A key part of the investigative nature of the game is the ability to appropriately interview and interrogate witnesses and suspects. During these interviews you will need to play close attention to the facial expressions of the characters in the game in order to determine whether they are being honest or not quite as truthful as they should be. These interactions can be quite puzzling at times because it’s not a matter of “one size fits all” where if they blink funny then they are lying. Oh no. It’s subtler than that – you need to know when someone is merely upset or perhaps they are really not interested in answering your questions.

Failing to coax the correct information out of people or on the contrary, failing to acknowledge when the person is being cooperative can have negative effects on the way things pan out. You may find that you miss a piece of evidence or a clue that could lead you to some valuable information.
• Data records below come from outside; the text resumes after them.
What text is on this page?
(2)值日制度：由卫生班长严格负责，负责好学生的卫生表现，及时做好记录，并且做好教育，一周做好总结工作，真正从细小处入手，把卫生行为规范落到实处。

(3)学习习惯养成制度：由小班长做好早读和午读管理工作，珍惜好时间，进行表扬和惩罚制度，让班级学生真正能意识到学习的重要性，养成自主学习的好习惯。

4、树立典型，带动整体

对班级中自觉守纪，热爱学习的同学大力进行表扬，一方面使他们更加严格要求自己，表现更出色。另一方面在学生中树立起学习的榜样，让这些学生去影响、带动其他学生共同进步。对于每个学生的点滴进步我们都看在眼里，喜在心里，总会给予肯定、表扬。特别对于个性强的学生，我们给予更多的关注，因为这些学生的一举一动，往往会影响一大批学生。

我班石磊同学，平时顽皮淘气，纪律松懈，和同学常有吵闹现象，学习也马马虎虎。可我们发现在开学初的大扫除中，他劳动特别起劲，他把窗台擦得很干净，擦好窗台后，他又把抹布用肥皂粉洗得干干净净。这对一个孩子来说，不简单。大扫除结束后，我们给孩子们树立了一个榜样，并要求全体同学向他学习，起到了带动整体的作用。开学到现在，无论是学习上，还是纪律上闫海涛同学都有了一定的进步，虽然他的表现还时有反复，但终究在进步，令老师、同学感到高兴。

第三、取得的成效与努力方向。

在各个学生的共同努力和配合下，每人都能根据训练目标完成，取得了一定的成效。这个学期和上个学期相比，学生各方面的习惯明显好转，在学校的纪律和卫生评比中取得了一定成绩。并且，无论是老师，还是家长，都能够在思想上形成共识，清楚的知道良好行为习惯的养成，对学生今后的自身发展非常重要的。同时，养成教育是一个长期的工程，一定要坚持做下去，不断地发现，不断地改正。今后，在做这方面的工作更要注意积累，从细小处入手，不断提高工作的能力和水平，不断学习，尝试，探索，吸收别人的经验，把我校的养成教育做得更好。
Furthermore there are times where you will need to discover physical evidence at the scene of the crime or at various locations such as bars, hotels, houses, etc. As per most Rockstar Games’ products this game is as open as they get. You will often find yourself looking at evidence that has no bearing on the case at all so you’re going to need to apply yourself a bit.

There are a number of gameplay options that will allow the more seasoned players to give themselves some additional difficulty. There are some alerts that come from control vibrations and theme music that help with the discovery of evidence, but these can be switched off.

The story setting of 1940’s Los Angeles is absolutely fantastic. The realism of the environment is not only true to the extent that it feels real, but it feels like the 1940’s. From the homes and buildings to the décor and clothing of the population there is no mistaking where (and when) you are. Even the vehicles are as tough as freight trains and when colliding with other vehicles it just feels authentic. And if you want to take your gaming experience to a new level then you can opt to do it all in old school black and white.

Rockstar Games have already started selling additional cases as downloadable content and I believe that this will keep the LA Noire franchise alive for a long time to come.

Overall, this is one of the slickest presentations of a game that I have ever seen. I have always been a fan of Rockstar Games and this game just proves why.